Just because the anomaly detection algorithm provided a list with potential causes, it doesn’t mean the algorithm has performed some sort of causal analysis. Usually, the list of potential causes behind an anomaly is generated based on past experiences. One could reasonably infer that neither an AI algorithm nor an anomaly detection algorithm are causal algorithms.
Causal analysis is a controversial topic. Causal analysis attempts to draw dependable/valid inferences about cause-and-effect relationships from measured data. Most of us are taught, early in our college programs, that correlation does not imply causation; just because the outside air temperature has increased from 75°-95°F, it does not necessarily imply that such an increase is the direct cause of an increase in the energy consumption of a chilled water plant. The two variables, i.e., y (energy plant consumption) and z (outside air temperature), are, at minimum, correlated, but, which one causes the other? In order to attempt to identify a "causal relationship" between our variables, one will need to draw a causal model similar to what is shown in Figure 5. In this graph, the outside air temperature may have a direct effect on the building load (variable x), which, in turn, has a direct effect on y, meaning variable z has a direct effect and an indirect effect (thru x) on y. However, each of the three variables (x,y,z) are also affected by latent variables (V1, V2, and V3). Latent variables, aka confounding variables, are those one may choose to not measure but still account for in a causal model.

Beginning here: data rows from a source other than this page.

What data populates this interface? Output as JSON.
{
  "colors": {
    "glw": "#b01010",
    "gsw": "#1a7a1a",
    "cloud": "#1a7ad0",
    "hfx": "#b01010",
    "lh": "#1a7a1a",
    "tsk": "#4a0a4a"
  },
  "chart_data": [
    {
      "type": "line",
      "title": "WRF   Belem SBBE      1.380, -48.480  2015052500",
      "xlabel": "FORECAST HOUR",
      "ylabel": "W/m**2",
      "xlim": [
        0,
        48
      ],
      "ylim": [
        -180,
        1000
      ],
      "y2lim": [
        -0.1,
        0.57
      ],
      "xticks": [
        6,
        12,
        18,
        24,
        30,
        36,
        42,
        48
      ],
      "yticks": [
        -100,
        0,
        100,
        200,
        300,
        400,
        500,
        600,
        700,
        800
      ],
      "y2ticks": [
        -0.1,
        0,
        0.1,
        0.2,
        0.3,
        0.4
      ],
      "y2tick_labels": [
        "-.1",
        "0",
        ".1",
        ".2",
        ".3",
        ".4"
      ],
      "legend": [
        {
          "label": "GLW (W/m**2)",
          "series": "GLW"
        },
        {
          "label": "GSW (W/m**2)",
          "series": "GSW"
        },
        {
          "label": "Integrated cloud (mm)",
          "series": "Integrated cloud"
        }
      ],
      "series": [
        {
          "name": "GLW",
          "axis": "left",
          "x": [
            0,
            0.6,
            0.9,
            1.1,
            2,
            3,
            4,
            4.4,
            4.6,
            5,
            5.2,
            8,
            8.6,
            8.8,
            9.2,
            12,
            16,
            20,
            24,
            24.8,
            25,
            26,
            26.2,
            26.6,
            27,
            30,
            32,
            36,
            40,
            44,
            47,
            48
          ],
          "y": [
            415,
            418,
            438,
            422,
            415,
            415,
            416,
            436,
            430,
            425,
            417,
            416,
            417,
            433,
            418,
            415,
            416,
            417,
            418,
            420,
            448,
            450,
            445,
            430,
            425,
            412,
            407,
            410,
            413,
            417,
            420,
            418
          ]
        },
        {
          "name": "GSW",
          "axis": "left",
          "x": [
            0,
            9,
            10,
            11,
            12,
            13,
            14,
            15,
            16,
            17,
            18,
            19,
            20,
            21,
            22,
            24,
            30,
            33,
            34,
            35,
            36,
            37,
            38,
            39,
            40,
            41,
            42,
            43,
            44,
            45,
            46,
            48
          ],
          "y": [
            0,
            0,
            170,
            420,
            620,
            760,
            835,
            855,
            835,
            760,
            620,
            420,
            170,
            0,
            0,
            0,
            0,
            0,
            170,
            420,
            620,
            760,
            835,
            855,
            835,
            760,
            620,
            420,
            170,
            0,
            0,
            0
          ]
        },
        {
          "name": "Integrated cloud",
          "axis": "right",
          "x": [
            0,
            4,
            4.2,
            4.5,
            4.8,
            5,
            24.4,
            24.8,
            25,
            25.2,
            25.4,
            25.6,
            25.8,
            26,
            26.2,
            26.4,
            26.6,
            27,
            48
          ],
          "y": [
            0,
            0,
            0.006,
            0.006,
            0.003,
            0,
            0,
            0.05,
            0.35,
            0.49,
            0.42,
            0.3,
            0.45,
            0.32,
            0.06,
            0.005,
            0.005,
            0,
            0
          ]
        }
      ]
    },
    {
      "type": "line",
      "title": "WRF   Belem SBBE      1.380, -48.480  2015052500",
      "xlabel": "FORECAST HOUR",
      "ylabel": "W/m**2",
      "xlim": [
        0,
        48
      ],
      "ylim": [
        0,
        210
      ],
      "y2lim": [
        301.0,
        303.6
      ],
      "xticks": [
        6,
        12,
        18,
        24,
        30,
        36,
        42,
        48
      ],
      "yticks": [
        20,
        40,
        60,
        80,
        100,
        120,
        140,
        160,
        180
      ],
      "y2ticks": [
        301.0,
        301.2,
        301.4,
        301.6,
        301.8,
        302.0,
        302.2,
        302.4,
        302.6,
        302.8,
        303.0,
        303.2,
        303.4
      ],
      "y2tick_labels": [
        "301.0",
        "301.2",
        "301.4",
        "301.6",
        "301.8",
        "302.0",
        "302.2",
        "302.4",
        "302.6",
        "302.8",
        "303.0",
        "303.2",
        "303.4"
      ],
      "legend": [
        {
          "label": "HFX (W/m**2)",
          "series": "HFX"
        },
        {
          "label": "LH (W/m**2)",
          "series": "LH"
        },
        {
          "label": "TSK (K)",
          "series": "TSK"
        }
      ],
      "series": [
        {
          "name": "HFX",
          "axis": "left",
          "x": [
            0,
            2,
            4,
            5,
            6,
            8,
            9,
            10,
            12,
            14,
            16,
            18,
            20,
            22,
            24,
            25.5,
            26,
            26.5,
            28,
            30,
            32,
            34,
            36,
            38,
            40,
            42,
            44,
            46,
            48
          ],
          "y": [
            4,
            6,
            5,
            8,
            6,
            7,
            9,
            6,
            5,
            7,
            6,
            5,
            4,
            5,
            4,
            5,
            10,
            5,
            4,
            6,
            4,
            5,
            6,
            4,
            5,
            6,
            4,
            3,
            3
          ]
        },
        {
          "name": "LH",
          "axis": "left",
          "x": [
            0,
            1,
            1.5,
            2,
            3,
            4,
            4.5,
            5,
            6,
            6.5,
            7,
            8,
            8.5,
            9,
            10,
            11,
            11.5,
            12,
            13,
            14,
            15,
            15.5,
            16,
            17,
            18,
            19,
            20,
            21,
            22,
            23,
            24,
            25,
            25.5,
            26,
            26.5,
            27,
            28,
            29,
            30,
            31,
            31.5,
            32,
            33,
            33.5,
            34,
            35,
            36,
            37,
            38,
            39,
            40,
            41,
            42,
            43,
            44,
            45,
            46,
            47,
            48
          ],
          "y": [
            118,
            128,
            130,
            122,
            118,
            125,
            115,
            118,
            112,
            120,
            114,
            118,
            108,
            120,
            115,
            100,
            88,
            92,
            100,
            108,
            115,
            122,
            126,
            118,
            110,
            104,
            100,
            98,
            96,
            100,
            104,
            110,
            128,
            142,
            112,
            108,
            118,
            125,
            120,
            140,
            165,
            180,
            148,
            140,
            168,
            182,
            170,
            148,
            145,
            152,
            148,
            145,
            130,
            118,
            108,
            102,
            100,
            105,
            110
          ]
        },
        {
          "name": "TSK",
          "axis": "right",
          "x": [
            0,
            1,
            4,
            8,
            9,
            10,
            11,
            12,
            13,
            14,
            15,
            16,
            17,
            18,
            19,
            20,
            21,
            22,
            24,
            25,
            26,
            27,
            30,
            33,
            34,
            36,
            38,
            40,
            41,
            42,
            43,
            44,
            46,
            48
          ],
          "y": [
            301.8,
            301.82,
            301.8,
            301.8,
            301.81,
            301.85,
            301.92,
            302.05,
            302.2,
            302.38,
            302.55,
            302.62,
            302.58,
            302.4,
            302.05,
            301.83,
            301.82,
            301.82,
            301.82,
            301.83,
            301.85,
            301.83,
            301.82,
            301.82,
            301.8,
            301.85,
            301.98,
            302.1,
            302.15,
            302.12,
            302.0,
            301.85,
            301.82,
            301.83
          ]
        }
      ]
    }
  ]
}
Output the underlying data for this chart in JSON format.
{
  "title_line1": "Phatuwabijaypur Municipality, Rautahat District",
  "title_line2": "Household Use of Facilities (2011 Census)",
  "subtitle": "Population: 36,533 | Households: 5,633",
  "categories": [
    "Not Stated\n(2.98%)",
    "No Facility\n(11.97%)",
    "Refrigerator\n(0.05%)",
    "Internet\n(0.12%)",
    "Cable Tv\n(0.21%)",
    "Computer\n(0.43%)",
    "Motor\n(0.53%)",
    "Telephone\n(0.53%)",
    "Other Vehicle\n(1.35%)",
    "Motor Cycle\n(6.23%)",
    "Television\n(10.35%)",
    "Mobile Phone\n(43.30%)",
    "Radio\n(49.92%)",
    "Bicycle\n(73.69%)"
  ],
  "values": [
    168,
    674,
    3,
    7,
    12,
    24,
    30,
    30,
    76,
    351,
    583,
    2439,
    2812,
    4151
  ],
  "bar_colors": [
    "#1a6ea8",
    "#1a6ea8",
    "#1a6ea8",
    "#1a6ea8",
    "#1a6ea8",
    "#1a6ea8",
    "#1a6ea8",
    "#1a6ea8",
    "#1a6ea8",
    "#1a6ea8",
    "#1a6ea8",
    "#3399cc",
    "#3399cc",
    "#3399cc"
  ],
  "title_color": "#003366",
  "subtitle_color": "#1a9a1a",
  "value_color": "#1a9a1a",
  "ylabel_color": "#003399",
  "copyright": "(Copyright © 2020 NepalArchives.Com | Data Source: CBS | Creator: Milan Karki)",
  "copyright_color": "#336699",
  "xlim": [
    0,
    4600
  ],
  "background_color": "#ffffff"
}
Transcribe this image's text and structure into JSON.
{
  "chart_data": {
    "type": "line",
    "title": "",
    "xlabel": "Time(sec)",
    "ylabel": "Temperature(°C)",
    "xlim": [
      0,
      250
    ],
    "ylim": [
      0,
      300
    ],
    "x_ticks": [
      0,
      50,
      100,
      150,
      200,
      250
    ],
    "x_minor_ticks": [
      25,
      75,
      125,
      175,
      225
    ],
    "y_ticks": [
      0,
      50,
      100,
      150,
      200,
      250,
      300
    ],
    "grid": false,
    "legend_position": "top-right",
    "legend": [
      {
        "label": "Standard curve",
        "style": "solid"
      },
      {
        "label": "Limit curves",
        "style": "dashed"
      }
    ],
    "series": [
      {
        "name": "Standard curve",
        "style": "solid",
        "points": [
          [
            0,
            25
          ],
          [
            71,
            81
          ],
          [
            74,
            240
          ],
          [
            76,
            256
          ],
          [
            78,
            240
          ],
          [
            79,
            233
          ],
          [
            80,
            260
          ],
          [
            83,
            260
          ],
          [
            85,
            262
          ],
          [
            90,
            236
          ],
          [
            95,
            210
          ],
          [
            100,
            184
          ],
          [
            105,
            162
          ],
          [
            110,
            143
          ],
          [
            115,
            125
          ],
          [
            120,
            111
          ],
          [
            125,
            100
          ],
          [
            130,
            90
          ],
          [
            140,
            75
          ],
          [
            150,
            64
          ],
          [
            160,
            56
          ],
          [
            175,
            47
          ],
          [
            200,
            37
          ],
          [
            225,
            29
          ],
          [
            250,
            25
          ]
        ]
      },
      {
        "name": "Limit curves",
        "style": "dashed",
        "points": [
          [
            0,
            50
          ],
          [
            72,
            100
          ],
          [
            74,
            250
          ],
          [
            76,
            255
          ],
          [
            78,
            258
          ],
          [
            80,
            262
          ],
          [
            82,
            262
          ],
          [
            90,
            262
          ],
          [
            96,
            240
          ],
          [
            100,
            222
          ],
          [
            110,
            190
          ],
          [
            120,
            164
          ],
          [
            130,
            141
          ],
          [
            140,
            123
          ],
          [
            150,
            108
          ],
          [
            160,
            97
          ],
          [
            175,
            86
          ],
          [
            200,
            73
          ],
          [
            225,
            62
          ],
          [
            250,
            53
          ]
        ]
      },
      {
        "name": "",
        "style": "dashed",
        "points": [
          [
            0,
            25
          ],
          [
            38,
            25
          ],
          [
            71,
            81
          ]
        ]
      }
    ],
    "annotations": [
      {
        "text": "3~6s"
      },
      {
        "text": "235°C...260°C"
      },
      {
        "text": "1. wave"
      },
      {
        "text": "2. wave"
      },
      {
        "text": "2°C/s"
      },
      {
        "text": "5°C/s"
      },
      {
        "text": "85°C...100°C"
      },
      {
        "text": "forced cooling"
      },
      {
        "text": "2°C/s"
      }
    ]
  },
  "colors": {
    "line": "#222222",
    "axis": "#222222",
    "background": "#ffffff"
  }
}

In general, causal models are used in social sciences, medicine, and similar fields where the number of variables being analyzed is relatively small. In the case of HVAC systems, we are confronted with hundreds of variables, sometimes thousands. These variables interact with other variables within the same system and across multiple systems; the air-handling unit (AHU) supply air setpoint has an effect on the zones the AHU is serving and also an effect on the energy performance of the chilled water plant. One will need to design and use relatively complex causal algorithms to attempt to identify the causal effect of one variable across multiple systems.